The doctor comes nearly every day, and Mrs Weiner, but she doesn’t seem to be getting any better. I wish she’d hurry up though, because we want her to watch the World Cup with us, and to come up Kingswood for the Whitsun parade. I don’t care about the school concert, because they won’t let me be in the choir anyway. I hate them, and their choir’s just stupid. So’s Diane Meadows, because she’s gone off with Caroline Fry, and I don’t want a best friend anyway, so there.
Gran’s gone back home again for a couple of nights, so Dad’s making the tea tonight. He’s standing in front of the stove, checking the boiled potatoes to see if they’re done. They’re always crunchy when he makes them, so you can’t mash them properly, and they go a funny colour too.
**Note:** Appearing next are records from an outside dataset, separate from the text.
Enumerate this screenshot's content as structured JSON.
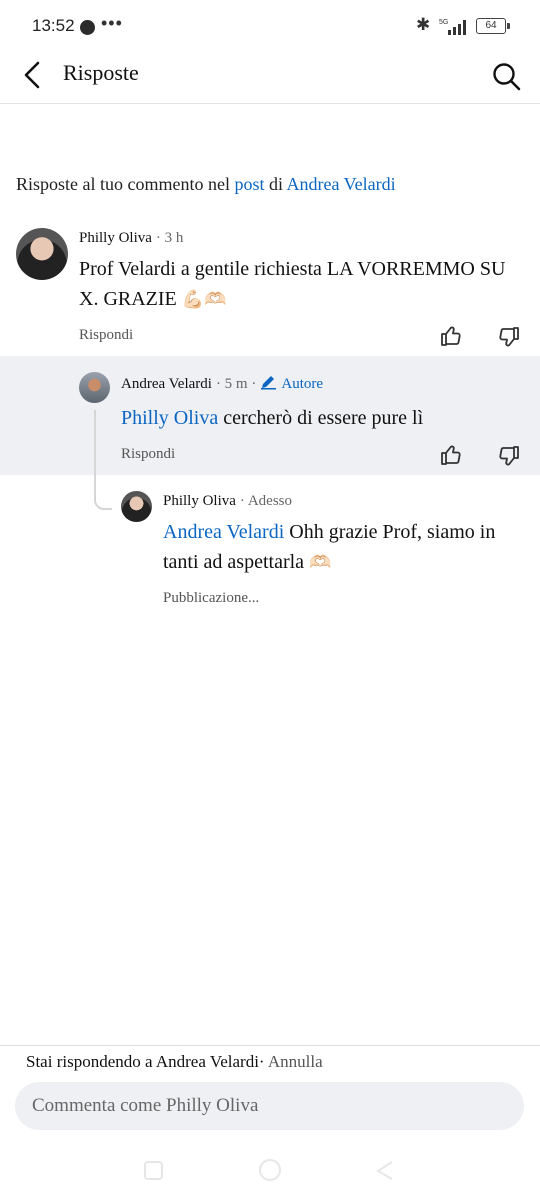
{
  "status_bar": {
    "time": "13:52",
    "battery": "64",
    "network": "5G"
  },
  "header": {
    "title": "Risposte"
  },
  "breadcrumb": {
    "prefix": "Risposte al tuo commento nel",
    "post_link": "post",
    "middle": "di",
    "author_link": "Andrea Velardi"
  },
  "comments": [
    {
      "name": "Philly Oliva",
      "time": "· 3 h",
      "text": "Prof Velardi a gentile richiesta LA VORREMMO SU X. GRAZIE",
      "emoji": "💪🏻🫶🏻",
      "reply_label": "Rispondi"
    },
    {
      "name": "Andrea Velardi",
      "time": "· 5 m ·",
      "badge": "Autore",
      "mention": "Philly Oliva",
      "text": "cercherò di essere pure lì",
      "reply_label": "Rispondi"
    },
    {
      "name": "Philly Oliva",
      "time": "· Adesso",
      "mention": "Andrea Velardi",
      "text": "Ohh grazie Prof, siamo in tanti ad aspettarla",
      "emoji": "🫶🏻",
      "status": "Pubblicazione..."
    }
  ],
  "reply_bar": {
    "prefix": "Stai rispondendo a",
    "target": "Andrea Velardi",
    "separator": "·",
    "cancel": "Annulla",
    "placeholder": "Commenta come Philly Oliva"
  }
}
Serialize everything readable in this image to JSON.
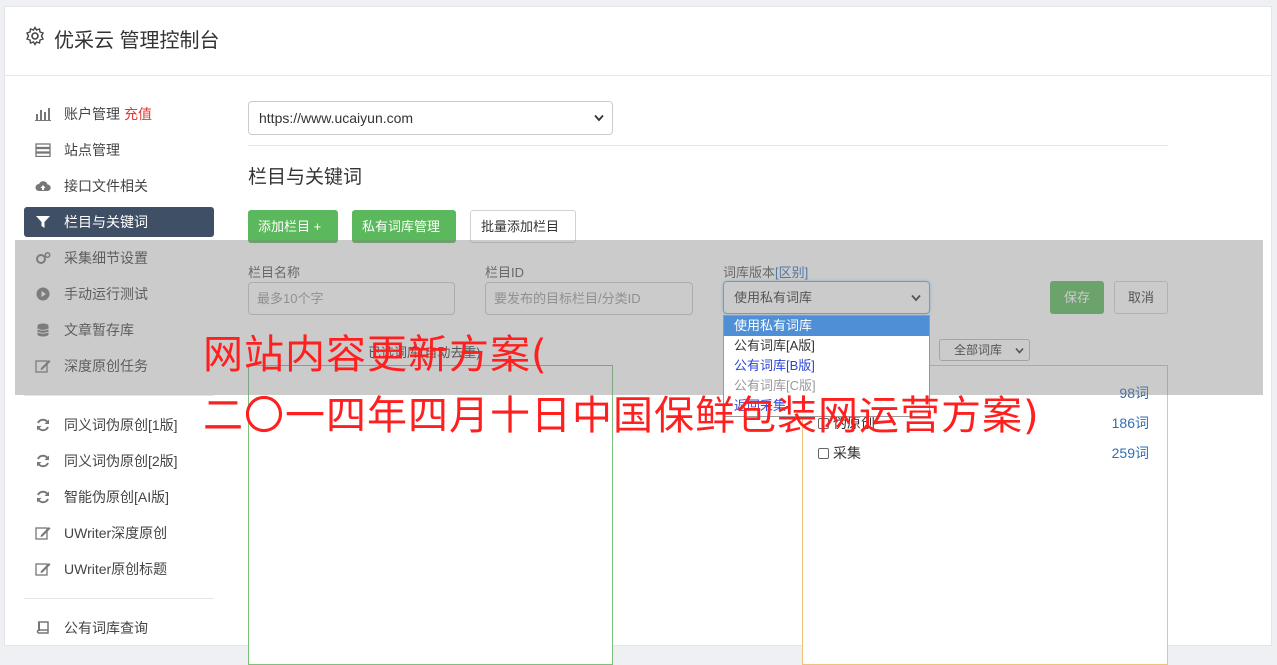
{
  "app": {
    "title": "优采云 管理控制台",
    "icon": "gear-icon"
  },
  "sidebar": {
    "items": [
      {
        "label": "账户管理",
        "extra": "充值",
        "icon": "bar-chart-icon"
      },
      {
        "label": "站点管理",
        "icon": "server-icon"
      },
      {
        "label": "接口文件相关",
        "icon": "cloud-upload-icon"
      },
      {
        "label": "栏目与关键词",
        "icon": "filter-icon",
        "active": true
      },
      {
        "label": "采集细节设置",
        "icon": "cogs-icon"
      },
      {
        "label": "手动运行测试",
        "icon": "play-icon"
      },
      {
        "label": "文章暂存库",
        "icon": "database-icon"
      },
      {
        "label": "深度原创任务",
        "icon": "edit-icon"
      },
      {
        "label": "同义词伪原创[1版]",
        "icon": "refresh-icon"
      },
      {
        "label": "同义词伪原创[2版]",
        "icon": "refresh-icon"
      },
      {
        "label": "智能伪原创[AI版]",
        "icon": "refresh-icon"
      },
      {
        "label": "UWriter深度原创",
        "icon": "edit-icon"
      },
      {
        "label": "UWriter原创标题",
        "icon": "edit-icon"
      },
      {
        "label": "公有词库查询",
        "icon": "book-icon"
      }
    ]
  },
  "main": {
    "site_select": "https://www.ucaiyun.com",
    "section_title": "栏目与关键词",
    "buttons": {
      "add_column": "添加栏目 +",
      "private_lib": "私有词库管理",
      "batch_add": "批量添加栏目"
    },
    "form": {
      "name_label": "栏目名称",
      "name_placeholder": "最多10个字",
      "id_label": "栏目ID",
      "id_placeholder": "要发布的目标栏目/分类ID",
      "version_label": "词库版本",
      "version_link": "[区别]",
      "version_value": "使用私有词库",
      "save": "保存",
      "cancel": "取消"
    },
    "dropdown_options": [
      {
        "label": "使用私有词库",
        "state": "selected"
      },
      {
        "label": "公有词库[A版]",
        "state": "normal"
      },
      {
        "label": "公有词库[B版]",
        "state": "blue"
      },
      {
        "label": "公有词库[C版]",
        "state": "faded"
      },
      {
        "label": "返回采集",
        "state": "link"
      }
    ],
    "left_panel_title": "已选词库(自动去重)",
    "filter_select": "全部词库",
    "libraries": [
      {
        "label": "",
        "count": "98词"
      },
      {
        "label": "伪原创",
        "count": "186词"
      },
      {
        "label": "采集",
        "count": "259词"
      }
    ]
  },
  "watermark": {
    "line1": "网站内容更新方案(",
    "line2": "二〇一四年四月十日中国保鲜包装网运营方案)",
    "color": "#ff1f1f"
  }
}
I wish Mum would come downstairs and make our tea.
‘Dad?’ I say.
‘Yes?’
‘Is Mum going to die?’
‘No, of course not,’ he says. ‘Don’t be daft. Now go and lay the table, like a good girl.’
I’m happy now, because it’s taken me days and days to pluck up the courage to ask, and now I know it’s going to be all right. Anyway, I didn’t think she was going to die really, it was just worrying me a little bit.